I’m a member of a database message board, and i may ask this question there later, but i know people here better, and i know there are people here with database experience, so i thought i’d give the Dope a try first.
I’m putting together a little database of websites related to history (which is my field of study and teaching). In particular, i’m focusing on sites that have primary sources in history (documents, letters, manuscripts, video, audio, etc.). I would like this database to be searchable in a variety of ways, using a variety of different categories.
I may come back later with questions about how to implement the more complex stuff, but right now i want to start with more basic questions of setting up the tables, and of organizing the data properly.
So, first of all, the table containing the websites themselves will look something like this:
Sites
SiteID
SiteName
SiteURL
SiteHost
StartYear
EndYear
I’m not an expert, but it seems to me that this conforms with the ideals of 1NF. (ETA: actually, SiteHost should probably be moved off to a table by itself, because a particular university or company might host more than 1 site)
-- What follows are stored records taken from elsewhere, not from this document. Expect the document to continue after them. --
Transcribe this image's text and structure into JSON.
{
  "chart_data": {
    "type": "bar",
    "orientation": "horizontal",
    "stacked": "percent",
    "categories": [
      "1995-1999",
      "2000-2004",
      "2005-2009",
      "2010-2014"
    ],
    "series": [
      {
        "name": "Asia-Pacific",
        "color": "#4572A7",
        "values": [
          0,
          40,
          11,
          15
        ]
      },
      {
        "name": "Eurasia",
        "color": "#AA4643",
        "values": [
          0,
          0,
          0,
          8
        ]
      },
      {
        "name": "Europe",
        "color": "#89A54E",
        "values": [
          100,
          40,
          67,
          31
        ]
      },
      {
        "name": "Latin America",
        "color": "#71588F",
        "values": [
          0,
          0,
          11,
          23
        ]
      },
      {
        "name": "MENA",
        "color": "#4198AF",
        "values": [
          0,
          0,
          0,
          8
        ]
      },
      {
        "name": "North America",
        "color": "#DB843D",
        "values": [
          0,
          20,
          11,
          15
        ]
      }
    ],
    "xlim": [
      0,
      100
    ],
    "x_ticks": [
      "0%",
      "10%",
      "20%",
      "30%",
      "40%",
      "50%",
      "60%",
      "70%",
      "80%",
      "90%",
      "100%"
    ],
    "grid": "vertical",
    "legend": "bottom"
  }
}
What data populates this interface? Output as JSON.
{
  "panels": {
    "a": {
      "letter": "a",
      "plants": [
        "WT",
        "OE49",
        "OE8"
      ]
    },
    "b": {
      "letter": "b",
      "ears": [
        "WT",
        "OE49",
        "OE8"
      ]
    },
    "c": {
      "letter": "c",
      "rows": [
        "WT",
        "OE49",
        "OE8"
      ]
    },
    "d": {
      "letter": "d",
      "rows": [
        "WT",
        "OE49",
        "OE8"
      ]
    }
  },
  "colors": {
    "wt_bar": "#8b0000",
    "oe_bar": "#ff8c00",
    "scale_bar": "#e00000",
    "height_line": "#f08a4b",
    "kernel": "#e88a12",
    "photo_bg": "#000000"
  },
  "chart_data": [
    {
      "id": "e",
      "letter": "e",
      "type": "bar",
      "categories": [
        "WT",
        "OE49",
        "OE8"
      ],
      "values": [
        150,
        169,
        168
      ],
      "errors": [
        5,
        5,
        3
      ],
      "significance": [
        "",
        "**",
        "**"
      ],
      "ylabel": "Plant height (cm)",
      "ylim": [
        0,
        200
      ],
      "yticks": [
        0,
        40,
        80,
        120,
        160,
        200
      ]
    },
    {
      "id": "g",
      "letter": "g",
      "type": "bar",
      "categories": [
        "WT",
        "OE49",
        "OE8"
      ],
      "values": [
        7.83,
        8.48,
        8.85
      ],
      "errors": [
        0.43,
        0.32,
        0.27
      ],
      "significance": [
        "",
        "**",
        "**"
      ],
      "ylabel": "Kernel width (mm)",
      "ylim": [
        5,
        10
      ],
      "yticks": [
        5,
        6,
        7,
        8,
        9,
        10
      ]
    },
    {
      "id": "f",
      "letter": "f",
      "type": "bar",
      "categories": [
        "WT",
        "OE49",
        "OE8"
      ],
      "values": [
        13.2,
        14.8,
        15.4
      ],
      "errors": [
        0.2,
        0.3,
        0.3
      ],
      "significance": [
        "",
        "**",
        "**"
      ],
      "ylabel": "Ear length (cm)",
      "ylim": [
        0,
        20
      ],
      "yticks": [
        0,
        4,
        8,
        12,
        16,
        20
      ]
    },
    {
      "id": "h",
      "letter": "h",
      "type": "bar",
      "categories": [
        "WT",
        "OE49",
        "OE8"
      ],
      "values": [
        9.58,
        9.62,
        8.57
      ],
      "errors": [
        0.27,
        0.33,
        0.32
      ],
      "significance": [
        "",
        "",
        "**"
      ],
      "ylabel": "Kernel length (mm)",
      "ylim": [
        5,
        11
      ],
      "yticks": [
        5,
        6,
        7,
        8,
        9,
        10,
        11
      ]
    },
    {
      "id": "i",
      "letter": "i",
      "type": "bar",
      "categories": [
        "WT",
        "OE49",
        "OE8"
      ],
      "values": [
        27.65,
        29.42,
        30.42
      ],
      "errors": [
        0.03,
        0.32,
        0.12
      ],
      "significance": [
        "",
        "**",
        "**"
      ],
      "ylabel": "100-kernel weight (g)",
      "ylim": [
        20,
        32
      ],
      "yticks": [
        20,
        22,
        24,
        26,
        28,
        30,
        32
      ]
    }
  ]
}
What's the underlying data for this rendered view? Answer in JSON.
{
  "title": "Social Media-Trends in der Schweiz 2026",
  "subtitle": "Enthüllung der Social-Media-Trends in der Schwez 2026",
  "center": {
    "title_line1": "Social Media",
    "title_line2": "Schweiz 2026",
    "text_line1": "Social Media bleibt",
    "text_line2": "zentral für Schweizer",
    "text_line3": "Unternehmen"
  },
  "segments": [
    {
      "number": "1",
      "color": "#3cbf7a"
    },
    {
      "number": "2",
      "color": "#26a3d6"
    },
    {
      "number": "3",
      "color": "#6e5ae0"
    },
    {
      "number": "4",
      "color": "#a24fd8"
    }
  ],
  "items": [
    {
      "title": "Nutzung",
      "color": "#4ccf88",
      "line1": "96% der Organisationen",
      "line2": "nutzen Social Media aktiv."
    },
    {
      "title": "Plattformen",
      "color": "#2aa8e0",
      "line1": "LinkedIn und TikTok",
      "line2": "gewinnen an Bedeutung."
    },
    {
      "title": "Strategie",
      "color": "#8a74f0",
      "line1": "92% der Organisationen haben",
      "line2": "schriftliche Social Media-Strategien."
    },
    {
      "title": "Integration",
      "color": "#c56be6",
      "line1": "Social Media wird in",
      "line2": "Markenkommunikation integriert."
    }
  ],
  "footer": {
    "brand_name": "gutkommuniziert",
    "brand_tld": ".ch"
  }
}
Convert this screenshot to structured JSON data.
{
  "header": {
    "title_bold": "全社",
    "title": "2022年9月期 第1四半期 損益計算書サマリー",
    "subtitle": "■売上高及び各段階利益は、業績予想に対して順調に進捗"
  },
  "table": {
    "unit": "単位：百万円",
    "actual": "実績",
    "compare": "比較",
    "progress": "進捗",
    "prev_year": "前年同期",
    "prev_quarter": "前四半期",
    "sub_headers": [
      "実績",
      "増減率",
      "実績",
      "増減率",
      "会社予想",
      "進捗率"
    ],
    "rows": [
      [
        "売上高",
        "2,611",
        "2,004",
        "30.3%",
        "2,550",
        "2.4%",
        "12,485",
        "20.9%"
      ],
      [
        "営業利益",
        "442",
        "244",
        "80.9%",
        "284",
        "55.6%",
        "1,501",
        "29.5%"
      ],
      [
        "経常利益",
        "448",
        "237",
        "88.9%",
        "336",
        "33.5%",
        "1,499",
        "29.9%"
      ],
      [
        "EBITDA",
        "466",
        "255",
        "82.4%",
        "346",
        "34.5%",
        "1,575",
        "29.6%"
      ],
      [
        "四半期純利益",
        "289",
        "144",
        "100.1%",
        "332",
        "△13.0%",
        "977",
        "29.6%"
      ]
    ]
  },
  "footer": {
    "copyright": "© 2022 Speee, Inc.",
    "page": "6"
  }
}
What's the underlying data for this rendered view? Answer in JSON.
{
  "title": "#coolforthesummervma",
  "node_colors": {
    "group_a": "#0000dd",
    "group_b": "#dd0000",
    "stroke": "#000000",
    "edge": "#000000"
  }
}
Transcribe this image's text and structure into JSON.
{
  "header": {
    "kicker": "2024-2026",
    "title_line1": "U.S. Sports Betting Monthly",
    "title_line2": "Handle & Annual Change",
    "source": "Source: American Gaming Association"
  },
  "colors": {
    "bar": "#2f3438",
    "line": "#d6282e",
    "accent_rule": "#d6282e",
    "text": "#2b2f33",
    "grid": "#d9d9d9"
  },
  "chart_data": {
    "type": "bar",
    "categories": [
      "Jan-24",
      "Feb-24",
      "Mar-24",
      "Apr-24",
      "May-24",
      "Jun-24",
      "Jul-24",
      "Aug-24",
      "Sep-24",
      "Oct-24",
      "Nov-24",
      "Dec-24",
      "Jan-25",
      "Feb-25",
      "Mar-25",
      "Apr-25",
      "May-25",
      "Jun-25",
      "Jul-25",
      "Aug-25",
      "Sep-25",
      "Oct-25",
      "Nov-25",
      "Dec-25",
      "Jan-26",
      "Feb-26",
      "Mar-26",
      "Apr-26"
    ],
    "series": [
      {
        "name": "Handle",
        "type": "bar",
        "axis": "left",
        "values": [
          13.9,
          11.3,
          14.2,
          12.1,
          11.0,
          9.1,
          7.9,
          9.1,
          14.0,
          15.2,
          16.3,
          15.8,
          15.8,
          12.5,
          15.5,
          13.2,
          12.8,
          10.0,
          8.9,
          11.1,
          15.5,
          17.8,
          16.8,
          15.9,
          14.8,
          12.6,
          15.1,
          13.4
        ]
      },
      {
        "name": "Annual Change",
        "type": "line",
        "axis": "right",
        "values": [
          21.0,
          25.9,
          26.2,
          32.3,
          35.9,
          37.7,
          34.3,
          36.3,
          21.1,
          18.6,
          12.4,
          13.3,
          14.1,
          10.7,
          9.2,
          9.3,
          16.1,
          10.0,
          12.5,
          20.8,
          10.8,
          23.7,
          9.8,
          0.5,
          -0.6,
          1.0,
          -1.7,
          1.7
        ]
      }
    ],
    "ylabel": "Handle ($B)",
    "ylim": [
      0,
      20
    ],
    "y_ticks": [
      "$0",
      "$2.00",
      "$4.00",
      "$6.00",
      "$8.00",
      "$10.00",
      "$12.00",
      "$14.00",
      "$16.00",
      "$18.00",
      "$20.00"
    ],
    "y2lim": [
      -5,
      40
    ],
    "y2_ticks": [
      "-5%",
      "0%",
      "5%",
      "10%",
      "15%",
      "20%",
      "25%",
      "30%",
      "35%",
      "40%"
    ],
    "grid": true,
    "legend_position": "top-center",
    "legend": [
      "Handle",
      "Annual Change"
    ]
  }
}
The SiteID will be an autoincrement, and will also be the Primary Key for the table. I could, theoretically, make the URL the PK (as URLs are unique), but the length and complexity of some URLs would make that too messy, i think.
The StartYear and EndYear functions will contain the range of dates covered by each website. So, for example, a site that covers the Great Depression, New Deal and recovery might have StartYear=1929 and EndYear=1945. I figure that this will make it easy for the user (me) to search for sites within a particular date range.
Anyway, in addition to the main table, i want to have other tables that break each site into categories for classification and searching. Categories i would like to have include:
[ul]
[li]Geographical area: which region, nation, and states/provinces does the site cover?[/li][li]Time periods: these would be named time periods (in contrast to the StartYear and EndYear values), such as “Revolutionary,” “Antebellum,” “Progressive Era,” etc.[/li][li]Topic areas or themes: using standard historians’ terms, such as “Social History,” “Sex/Gender,” “Race,” “Economic History,” “Historiography,” etc.[/li][li]Document types: a selection like the list i gave in the introduction, including Letters, Maps, Images, etc., etc.[/li][/ul]
There may (and probably will) be other things, but you get the idea.
A key problem i’m confronting here is that the relationships between the main Sites table and these category tables will have to be many-to-many. After all, a site might cover more than one geographical region, more than one time period, etc., etc.
I’m cognizant of what needs to be done to set up a many-to-many relationship. I need an intermediate table with foreign keys that correspond to the primary keys of the two main tables. So, to link my Sites table in a many-to-many relationship with, say, a Nations table, i would have:
Sites SiteNation Nations
SiteID SiteID (fk) NationID
SiteName NationID (fk) NationName
SiteURL
SiteHost
StartYear
EndYear
My first issue here is one that i can’t seem to find a definitive answer on anywhere. It’s the question of whether the linking table, SiteNation, needs to have its own auto-increment primary key, or whether it’s sufficient to just use the two columns themselves to form a compound primary key. Some sites and books i’ve read insist that each table should always have a single-column primary key, while others say that a composite one is fine, especially for tables like this. Anyone have any advice on this issue?
Second, and much more difficult, is the problem i’m having working out how to deal with the question of geographic locations in my database. I’d like to identify, where possible, which nations AND which states/provinces a website covers. So, for example, a site about relations between Europeans and Indians in the Great Lakes region might cover the nations France, England, Canada, and the United States, as well as the States/Provinces of Ontario, Quebec, Michigan, Illinois, etc., etc. You get the picture.
What i’m wondering is how to deal with this geographical information in tables. I could, theoretically, have a single table with all geographic entities: nations, states, etc. It would be a single long list, and would have a many-to-many relationship with the Sites table.
But one problem with this is that it doesn’t establish any relationship between the states and the nations. It seems to me that the data should describe, somewhere, the fact that Michigan is not only a geographic entity in its own right, but that it is a part of the United States of America. Of course, i could have a table with nations, and then a bunch of other tables, each containing the states of one nation, and each nation could them be linked to its sub-table. But i don’t know how to do this, and also to connect those sub-tables back to the main Sites table.
Am i being clear about what i’m trying to do here, and what my problems are? If not, please ask for clarification, and i’ll try to explain further.
I’ll leave it there for now. If anyone can offer advice, or point me to somewhere that i can find some answers, i’d be grateful.